Eigenspannungen abbauen durch Vibration statt Glühen

30.09.2009 | Autor / Redakteur: Wolfgang Zimmer / Josef-Martin Kraus

Vibrationsbehandlung eines geschweißten Bereichs einer Tragrahmenkonstruktion. Gerade bei größeren Konstruktionen kommt die Wirtschaftlichkeit des Verfahrens zum Tragen. Bilder: VSR
Vibrationsbehandlung eines geschweißten Bereichs einer Tragrahmenkonstruktion. Gerade bei größeren Konstruktionen kommt die Wirtschaftlichkeit des Verfahrens zum Tragen. Bilder: VSR

Zum Abbau mechanischer Spannungen in größeren Metallteilen bietet sich die Vibrationsentspannung an. Im Vergleich zur Glühbehandlung sind Zeit-, Arbeits- und Energieaufwand zur Reduzierung von Eigenspannungen durch Werkstückvibration deutlich niedriger. Das schlägt in den Gesamtkosten zu Buche.
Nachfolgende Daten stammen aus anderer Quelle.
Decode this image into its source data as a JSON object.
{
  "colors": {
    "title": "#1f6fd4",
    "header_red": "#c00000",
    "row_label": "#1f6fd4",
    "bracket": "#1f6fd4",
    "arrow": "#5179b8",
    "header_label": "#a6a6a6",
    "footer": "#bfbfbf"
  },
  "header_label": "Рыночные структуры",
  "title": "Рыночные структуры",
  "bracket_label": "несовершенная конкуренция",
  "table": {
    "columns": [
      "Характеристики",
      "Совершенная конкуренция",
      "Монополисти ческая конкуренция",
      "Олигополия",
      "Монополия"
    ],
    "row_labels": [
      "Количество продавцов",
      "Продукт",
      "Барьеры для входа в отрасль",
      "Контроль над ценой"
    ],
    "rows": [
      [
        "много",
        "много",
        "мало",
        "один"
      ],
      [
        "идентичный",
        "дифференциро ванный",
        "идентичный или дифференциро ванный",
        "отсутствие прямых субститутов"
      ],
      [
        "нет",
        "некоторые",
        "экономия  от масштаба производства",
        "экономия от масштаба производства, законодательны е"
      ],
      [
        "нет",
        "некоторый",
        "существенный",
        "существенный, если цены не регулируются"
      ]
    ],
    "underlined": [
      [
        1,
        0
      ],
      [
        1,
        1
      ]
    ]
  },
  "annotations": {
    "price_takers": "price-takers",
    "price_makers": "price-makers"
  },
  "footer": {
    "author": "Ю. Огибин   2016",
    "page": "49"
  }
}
Das Glühen ist in der Wärmebehandlung ein etabliertes Verfahren, um vor der Bearbeitung mechanische Spannungen in Werkstücken abzubauen. Diese Eigenspannungen entstehen insbesondere beim Schweißen von Werkstücken sowie beim Erstarren nach dem Gießen. Aufgrund des Spannungsabbaus wird die Sicherheit gegen Versprödungsbruch erhöht, die Anfälligkeit gegen Spannungsrisskorrosion vermindert, die Dauerfestigkeit gesteigert und die Gefahr der Verformung nach einer anschließenden mechanischen Bearbeitung reduziert. Ähnliche Ergebnisse werden dabei durch natürliche Alterung der Werkstücke erzielt. Allerdings dauert dieser Prozess extrem lang. Er ist daher nicht wirtschaftlich und scheidet in der Regel als Alternative zum Spannungsarm-Glühen aus.

Zeitnachteil beim Vibrationsentspannen eliminiert

Dieser Zeitnachteil ist beim Vibrationsentspannen eliminiert, bei dem sich quasi die natürliche Werkstückalterung im Zeitraffer vollzieht. Die VSR Industrietechnik GmbH, Duisburg, hat dieses metallphysikalische Verfahren weiterentwickelt, so dass es inzwischen eine wirtschaftliche Alternative zum konventionellen Glühen ist und zur Dimensionsstabilisierung angewendet wird.

Das zu behandelnde Werkstück wird dabei Schwingungen mit bestimmten Frequenzen ausgesetzt. Die Auswertung der Erregungsfrequenzen geschieht nach einer fourierähnlichen Methode zur Schwingungsanalyse. Die Frequenzen dienen als Basis für weitere Behandlungsschritte.